Chronic Neck Pain and Blurred or Double Vision Problems
In my article on Chronic Neck Pain and Blurred or Double Vision Problems, I cover the following points:
- Chronic Neck Pain and Blurred or Double Vision Problems – Is the answer in the neck ligaments?
- Cervical spine instability possible causes of a swollen optic nerve
- Problems of neck stability and movement caused by muscle atrophy. Can muscle atrophy cause double, blurry vision?
What are we seeing in this image?
In this photograph, an optic nerve measurement is taken via ultrasound. We are looking for swelling of the optic nerve that may explain vision problems by way of demyelinating optic neuritis (swelling of the nerve sheath and optic nerve) or non-arteritic anterior ischaemic optic neuropathy (loss of blood flow to the optic nerve). Characteristic symptoms of compression or entrapment of the nerves and arteries in the cervical spine.

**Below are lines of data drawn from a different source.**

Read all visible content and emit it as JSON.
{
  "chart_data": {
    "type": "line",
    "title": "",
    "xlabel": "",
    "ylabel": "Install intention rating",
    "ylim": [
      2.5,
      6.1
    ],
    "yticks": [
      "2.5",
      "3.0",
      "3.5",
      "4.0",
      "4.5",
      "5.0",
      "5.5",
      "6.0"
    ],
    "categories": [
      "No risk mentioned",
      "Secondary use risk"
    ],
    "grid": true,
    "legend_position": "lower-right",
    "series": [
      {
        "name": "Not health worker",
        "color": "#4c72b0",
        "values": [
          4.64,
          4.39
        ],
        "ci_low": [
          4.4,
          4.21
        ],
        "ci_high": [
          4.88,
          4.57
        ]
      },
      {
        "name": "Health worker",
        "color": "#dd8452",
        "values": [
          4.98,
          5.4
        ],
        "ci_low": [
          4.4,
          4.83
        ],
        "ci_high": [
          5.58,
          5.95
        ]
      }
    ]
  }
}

Transient monocular blindness
Many people who contact our office will report to us a slow fading out to gray in the vision of one of their eyes. This is a problem that currently, they and their doctors are at a loss for. For some people, this vision loss or alteration has become so frequent, that they simply live with it once their tests ruled out cardiovascular, vascular, and neurological disease. But there has to be a cause and possibly an unexplained treatment. One possibility is that cervical spine or neck instability and a diagnosis of craniocervical instability may be the missing diagnosis for the temporary loss of vision or vision disturbances in one eye.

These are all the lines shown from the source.